In fairness, eventually she herself was so appalled by a cartoon the Arab Lawyers’ Union distributed equating the Star of David with the Swastika that she proclaimed at an official dinner “When I see something like this, I am a Jew.”

Nevertheless it was too little, too late. And in her closing remarks Robinson declared “we… succeeded,” a shocking statement considering that anti-Zionists hijacked the conference, demonizing Israel, bullying Jewish participants and distributing crude anti-Semitic images of hooked-nose Jews at the parallel NGO forum.

For at least three years after the conference, Mary Robinson continued to celebrate Durban’s success. It was only in response to public campaigns at McGill University (which, full disclosure, I led) and at Emory University against her receiving honorary doctorates in 2004 that she began to acknowledge Durban?s legacy as mixed.

As such, she was also responsible for trying to sanitize the historical record and soft-pedal the Durban disgrace.

For many in the human rights community, when they hear Durban, Mary Robinson, Human Rights and the UN, their knees go wobbly. For others of us, we hear Durban – and everything associated with it – and our stomachs get queasy.

Mary Robinson failed at Durban. Mary Robinson failed when in the Regional Conference in Teheran in February, 2001 leading up to Durban she watched as Israel was targeted and demonized, allowing the anti-Zionism and anti-Semitism to fester.

Mary Robinson failed when in that already inflamed atmosphere she allowed the Palestinian conflict to be singled out, acknowledging on August 9, 2001 the need for “Recognition of the accumulated sense of grievance and frustration because of prolonged military occupation, now in its fourth decade.”

This behavior violated the UN protocols whereby at human rights world conferences such as at the UN Vienna World Conference on Human Rights in 1993, and the UN Beijing World Conference on Women in 1995, no single state or conflict was to be singled out.

And Mary Robinson failed when she refused to distance herself from the conference – in fact boasted about it.

In fighting modern anti-Semitism, the moral neutrality of the politically correct – which often masks moral sloppiness or even outright bias – is particularly insidious. To see the President of the United States honor someone who has been part of the problem rather than part of the solution is sickening.

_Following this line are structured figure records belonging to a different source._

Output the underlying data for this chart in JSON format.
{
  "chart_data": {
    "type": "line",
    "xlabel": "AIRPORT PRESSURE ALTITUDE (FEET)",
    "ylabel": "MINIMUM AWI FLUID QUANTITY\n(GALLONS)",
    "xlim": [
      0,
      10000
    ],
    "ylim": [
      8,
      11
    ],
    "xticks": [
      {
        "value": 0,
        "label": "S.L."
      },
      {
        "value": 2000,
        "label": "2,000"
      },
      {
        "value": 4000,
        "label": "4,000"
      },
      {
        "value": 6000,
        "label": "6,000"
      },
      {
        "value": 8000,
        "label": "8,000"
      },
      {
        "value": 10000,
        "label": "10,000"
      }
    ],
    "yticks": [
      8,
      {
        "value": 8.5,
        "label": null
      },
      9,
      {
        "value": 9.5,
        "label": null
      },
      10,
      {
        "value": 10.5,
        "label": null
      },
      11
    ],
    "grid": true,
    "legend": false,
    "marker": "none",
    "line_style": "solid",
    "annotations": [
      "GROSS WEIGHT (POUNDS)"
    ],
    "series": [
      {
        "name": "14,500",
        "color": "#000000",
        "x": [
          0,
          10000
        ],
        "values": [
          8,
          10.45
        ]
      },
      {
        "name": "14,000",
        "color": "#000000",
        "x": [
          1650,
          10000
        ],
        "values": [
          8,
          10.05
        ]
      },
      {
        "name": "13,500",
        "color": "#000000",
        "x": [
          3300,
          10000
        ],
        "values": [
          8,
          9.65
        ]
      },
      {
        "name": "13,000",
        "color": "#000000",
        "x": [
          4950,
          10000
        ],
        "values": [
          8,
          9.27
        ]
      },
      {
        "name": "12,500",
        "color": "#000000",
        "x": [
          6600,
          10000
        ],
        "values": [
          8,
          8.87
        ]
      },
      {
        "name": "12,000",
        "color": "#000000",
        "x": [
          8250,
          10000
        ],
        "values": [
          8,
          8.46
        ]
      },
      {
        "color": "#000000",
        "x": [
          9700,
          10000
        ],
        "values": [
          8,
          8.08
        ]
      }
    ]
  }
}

The President also awarded Senator Edward Kennedy and the late Congressman Jack Kemp with the Medal of Freedom. Mary Robinson – and apparently Barack Obama himself – could learn from both their examples how to defend human rights without enabling the modern-day demonization of Israel and the Jewish people.

So far, the American Jewish community has been afraid to criticize Obama. Most have stood silent as he has singled out Israel for criticism while making nice to Iran and other dictatorships.

When American Jewish leaders were finally granted an audience with the president, the meeting was initially kept off the his daily schedule and, by all reports, was deferential, not confrontational.

How many more examples of presidential insensitivity to Jewish concerns will it take for American Jews to remember that as citizens in a democracy, it is our right and responsibility to stand up for ourselves.

And in the case of Mary Robinson’s undeserved honor, it is our right and responsibility to stand up for American integrity, making sure that the Presidential Medal of Freedom is not awarded to those whose commitment to liberty and justice for all is spotty and trendy rather than consistent and enduring.